Saturday, November 28, 2015

The End of Fifty Miles of Sand: The Oregon Dunes

Or maybe, more properly, the beginning of fifty miles of sand. It's generally moving south from this point. The west coast of North America is mostly mountainous, with dramatic cliffs sloping almost directly into the sea. Where the east and south coasts of the United States might have strands of sand that run for hundreds of miles, sand is rare enough in the west to be a curiosity. If fifty miles of sand is found in one place, it is extraordinary. That's where I spent my Thanksgiving, next to Oregon Dunes National Recreation Area.
I've always made a point of resisting the orders of our superiors to go out and buy things the day after Thanksgiving, being a firm supporter of the the idea to "leave no child (or anyone else) inside" as a form of personal education. We went exploring the coastal area around Florence this weekend.
As I've noted in previous blogs, the so-called Coos Bay dune sheet extends for 56 miles (90 kms) from Coos Bay to Florence, and it is a strange and bizarre landscape that contains 85% of Oregon's active dunes. It's mostly protected as Oregon Dunes National Recreational Area. It isn't that there is simply a long expanse of sandy beach; the sand has been blowing and migrating inland, in some places nearly 3 miles, covering forests in some cases, and in other situations, stabilizing and becoming forest. This odd environment makes for unique ecosystem and geological landscape, mixing ocean, swamps, rivers, forests, and lakes.
You can get a hint of the transition of dune to forest in the pictures here. I was quite literally standing above the very last dunes of the system, about eight miles north of Florence, where cliffs once again dominate the shoreline. The irregular hills are sand dunes that have been stabilized with European Beachgrass to augment the stabilization of migrating dunes. The native grasses have been pushed aside in many instances as the European non-native takes over. Because of the spread of grasses, 80 % of the dune sheet is covered by vegetation. In 1939 it was only 20% (US Forest Service data).
Only a few hundred yards inland, conifers have started to take root.  The rivers and streams that flow into the dune fields, along with a high groundwater table, have created a network of swamps, and more than two dozen ponds and lakes (before I began exploring this region I would have said that lakes form only from glaciers, sinkholes, landslides, or oxbows on floodplains; dune lakes were new to me). The complex provides a rich environment for wildlife.
The sand has several origins. The quartz rich sands have been eroded from distant sources in the Klamath Mountains and Idaho Batholith and carried to the shoreline environment by one of Oregon's many rivers. Other sand is locally derived, eroded directly from the sea cliffs, or carried onshore from offshore bars, sediment that may have originated during the ice ages when sea level was lower. Wave action produced the flat platforms on which the dunes accumulated.
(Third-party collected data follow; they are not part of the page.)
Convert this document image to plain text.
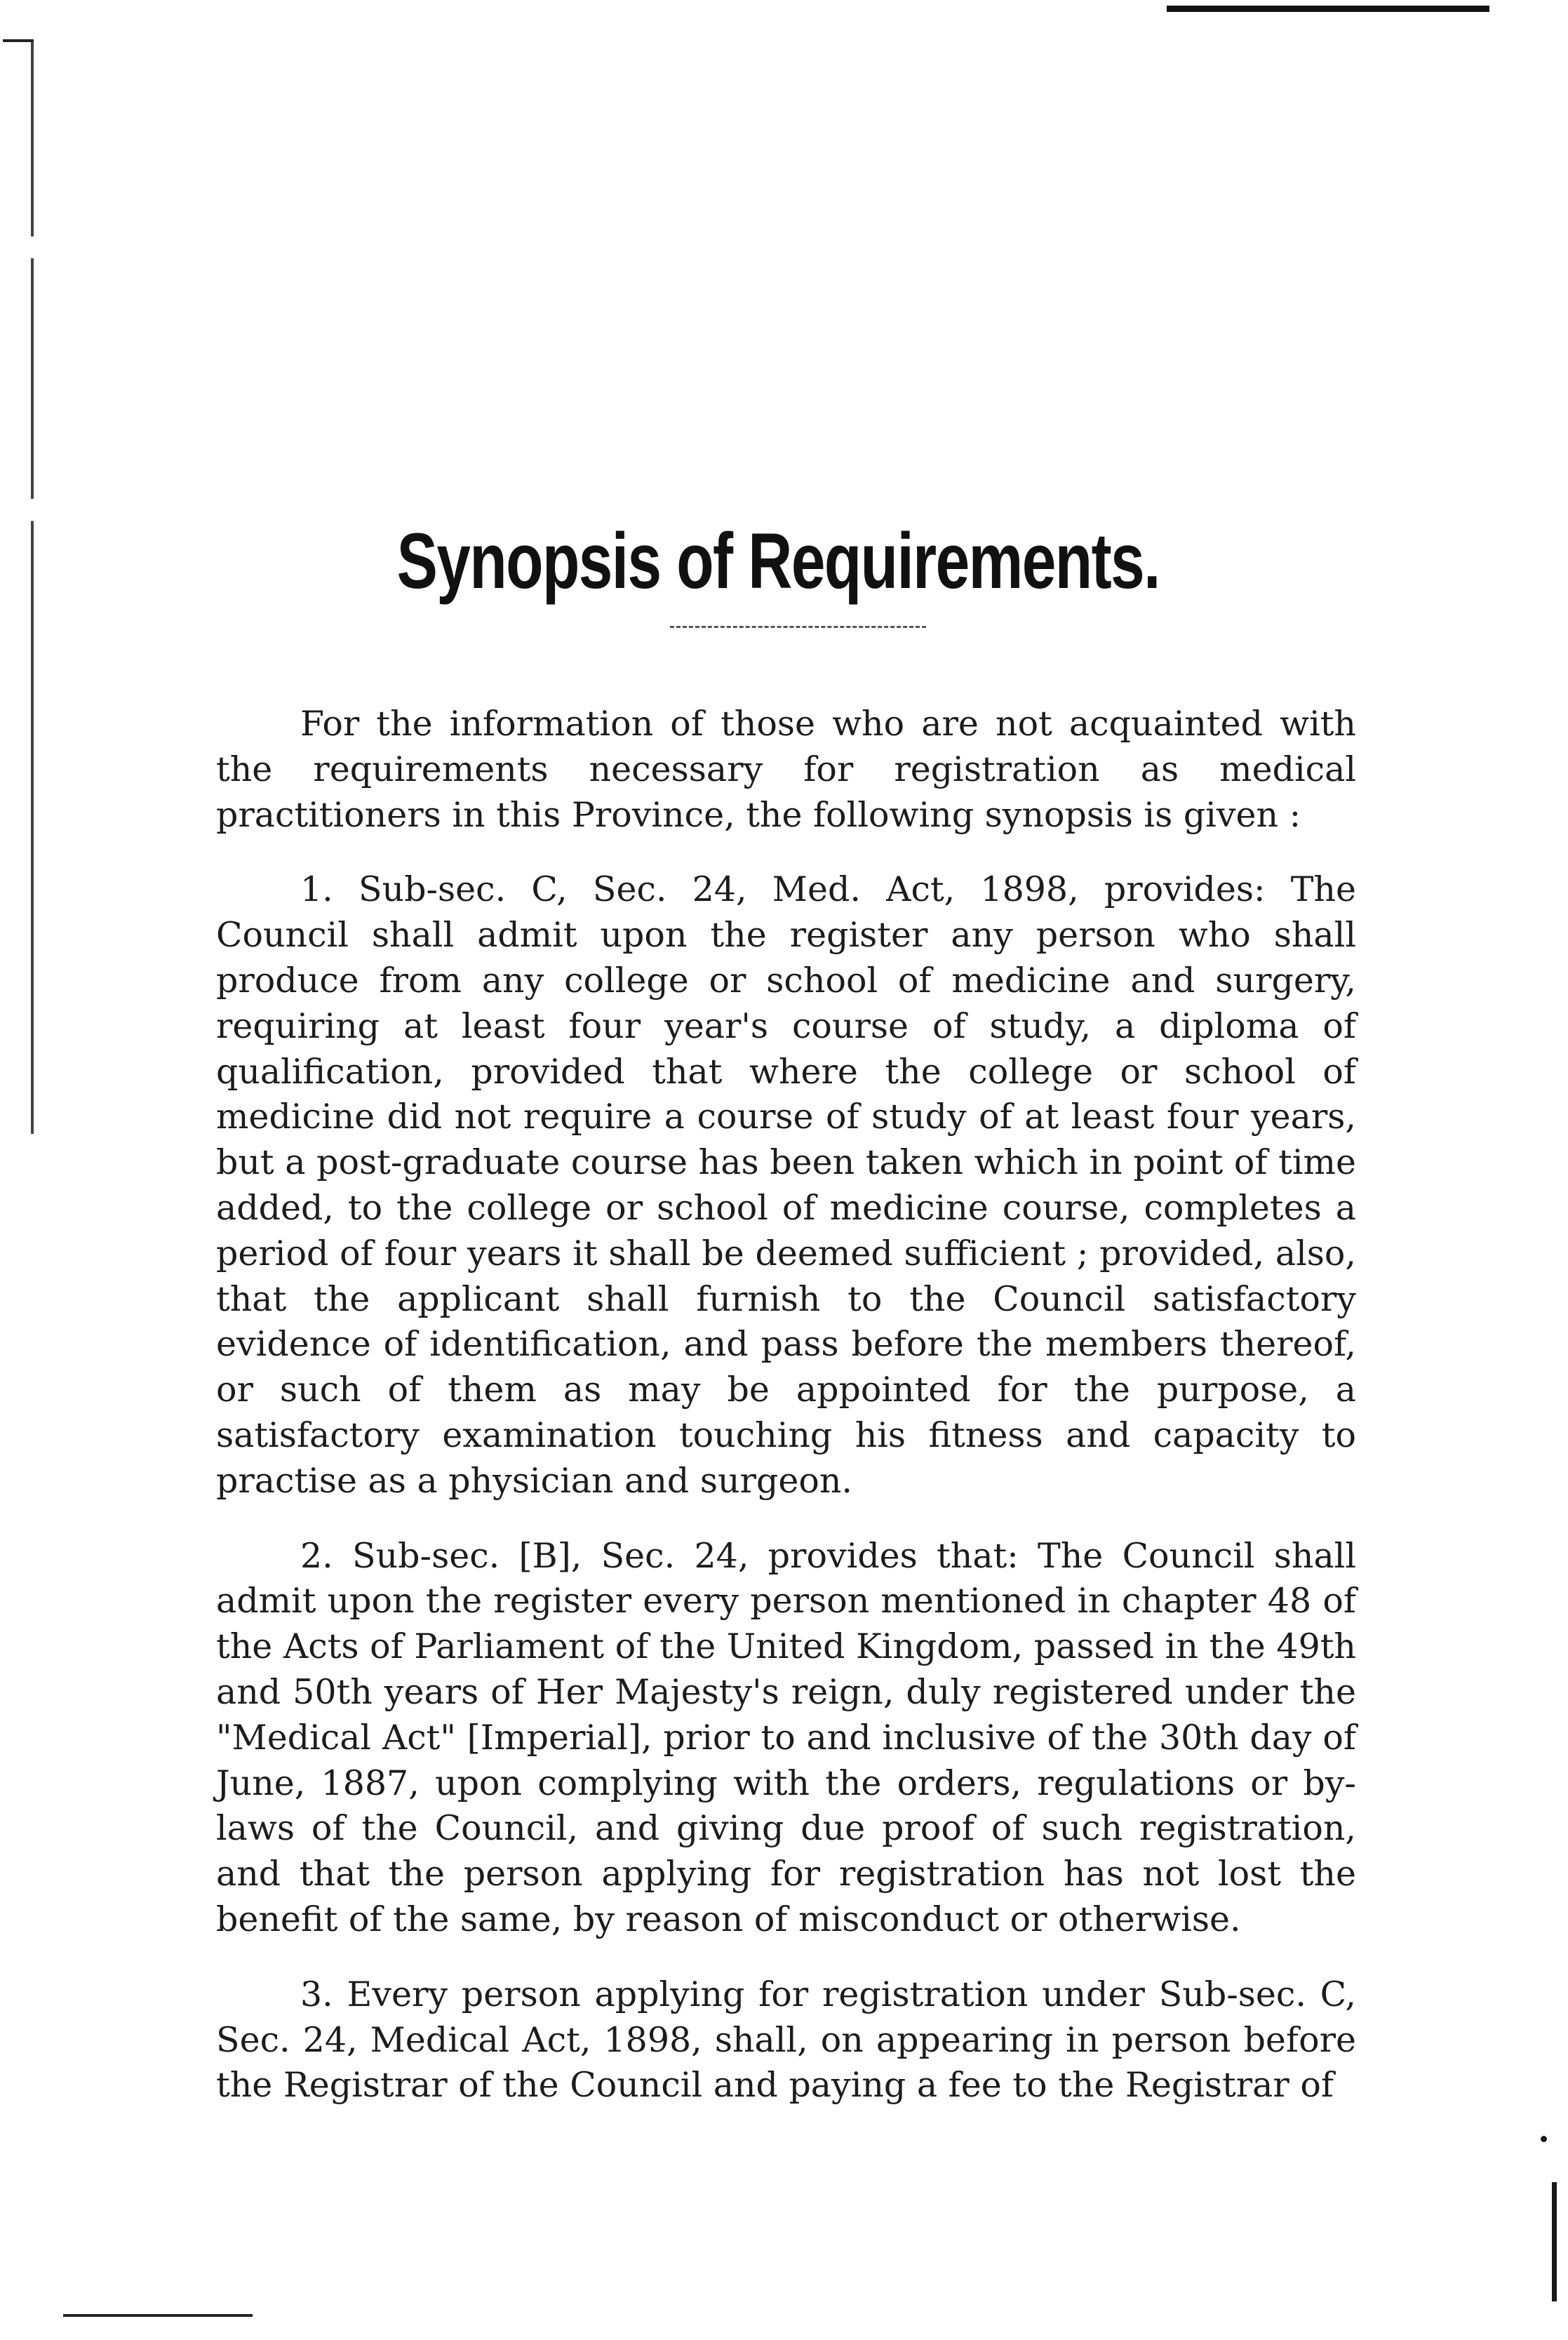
Synopsis of Requirements.

For the information of those who are not acquainted with the requirements necessary for registration as medical practitioners in this Province, the following synopsis is given :

1. Sub-sec. C, Sec. 24, Med. Act, 1898, provides: The Council shall admit upon the register any person who shall produce from any college or school of medicine and surgery, requiring at least four year's course of study, a diploma of qualification, provided that where the college or school of medicine did not require a course of study of at least four years, but a post-graduate course has been taken which in point of time added, to the college or school of medicine course, completes a period of four years it shall be deemed sufficient ; provided, also, that the applicant shall furnish to the Council satisfactory evidence of identification, and pass before the members thereof, or such of them as may be appointed for the purpose, a satisfactory examination touching his fitness and capacity to practise as a physician and surgeon.

2. Sub-sec. [B], Sec. 24, provides that: The Council shall admit upon the register every person mentioned in chapter 48 of the Acts of Parliament of the United Kingdom, passed in the 49th and 50th years of Her Majesty's reign, duly registered under the "Medical Act" [Imperial], prior to and inclusive of the 30th day of June, 1887, upon complying with the orders, regulations or by-laws of the Council, and giving due proof of such registration, and that the person applying for registration has not lost the benefit of the same, by reason of misconduct or otherwise.

3. Every person applying for registration under Sub-sec. C, Sec. 24, Medical Act, 1898, shall, on appearing in person before the Registrar of the Council and paying a fee to the Registrar of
It's a beautiful and dramatic landscape. If you ever get the chance...well, make the kind of choices that will get you chance to explore places like this!

1 comment:

Celia Lewis said...

I have enjoyed the Oregon Dunes area in the past, once with three little children under 5! We had great fun, and the kids got thoroughly tired out each day, of course.
One year, on my own, I travelled down the coast and back up again, stopping at Yachats, and enjoying the basalt 'beaches' and other marvellous geological formations in and around the area. A very satisfying experience.